L'Université Laval, l'Université McGill et l'Institut national de recherche scientifique confirment leur volonté de créer ensemble l'Institut nordique du Québec et s'engagent à fédérer les forces vives de la société pour y arriver

Par Claudine Magny

«L’annonce d’aujourd’hui est majeure puisque trois grandes institutions universitaires travailleront de concert afin de mettre sur pied l’Institut nordique du Québec. Notre gouvernement a fait du Plan Nord un pilier de son action pour soutenir la relance économique et c’est pourquoi nous soutiendrons l’Institut nordique à titre de partenaire», affirmait la semaine dernière le ministre de l’Énergie et des Ressources naturelles et ministre responsable du Plan Nord, Pierre Arcand. «Notre objectif est de mettre en valeur le plein potentiel du Nord, de le protéger et de l’habiter de façon durable et, pour cela, nous avons besoin de connaissances solides dans les domaines social, économique et environnemental».

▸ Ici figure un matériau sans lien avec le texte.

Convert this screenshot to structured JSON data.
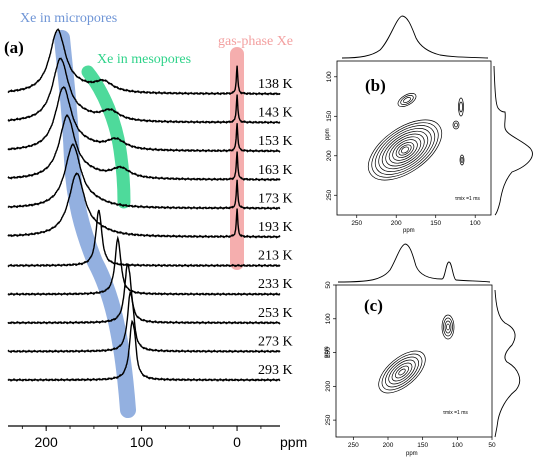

Par ce discours, le ministre Arcand annonçait la naissance d’un partenariat important dans le milieu universitaire, soit celui entre l’Université Laval, l’Université McGill et l’Institut national de recherche scientifique. Le ministre a rappelé que, dans le budget 2014-2015, une enveloppe de 3 millions de dollars répartis sur trois ans, financée à partir du Fonds du Plan Nord, avait été annoncée afin de contribuer à la mise en oeuvre du nouvel institut.

«Dans un contexte de changements climatiques et avec un environnement unique à protéger, le développement nordique doit compter sur une expertise de pointe. L’Institut devra bénéficier de l’apport de précieux partenaires, comme les communautés du Nord, qui ajouteront leurs connaissances traditionnelles aux connaissances scientifiques et au savoir-faire technologique requis pour développer durablement le Nord québécois», a précisé le recteur Denis Brière.

«En rassemblant au même endroit l’expertise du Québec dans les domaines de recherche liés au développement nordique, l’Institut deviendra un facteur d’attraction majeur pour les meilleurs talents sur le plan scientifique et technologique et une source d’innovation sociale», a ajouté la vice-chancelière de l’Université McGill, Suzanne Fortier. Quant au recteur de l’Institut national de recherche scientifique,  Daniel Coderre, celui-ci a fait valoir que le Québec devait être à l’avant-garde dans la recherche et l’innovation concernant le territoire nordique.

Au cours des prochains mois, les trois partenaires mettront en place les structures et mécanismes visant le déploiement des plateformes de recherche et de transfert technologique portant sur les grands enjeux du développement durable du Nord. L’Institut contribuera à fournir aux décideurs des gouvernements, des communautés et du secteur privé les connaissances scientifiques et le savoir-faire technique nécessaires au développement éthique et harmonieux du Nord québécois. «Cette entente permettra à nos établissements et à leurs chercheurs, ainsi qu’aux futurs partenaires de l’Institut, de fournir aux décideurs les connaissances nécessaires dans les domaines économique, social et environnemental, a ajouté le recteur Brière. C’est l’ensemble de la population nordique qui profitera des résultats des travaux de l’Institut nordique du Québec.»

Doug Barber / IPY-CFL / ArcticNet

Dans un contexte de changements climatiques et avec un environnement unique à protéger, le développement nordique doit compter sur une expertise de pointe. Ici, des scientifiques d'ArcticNet mesurent l'épaisseur et la température de la glace dans le cadre du programme Circumpolar Flaw Lead (CFL).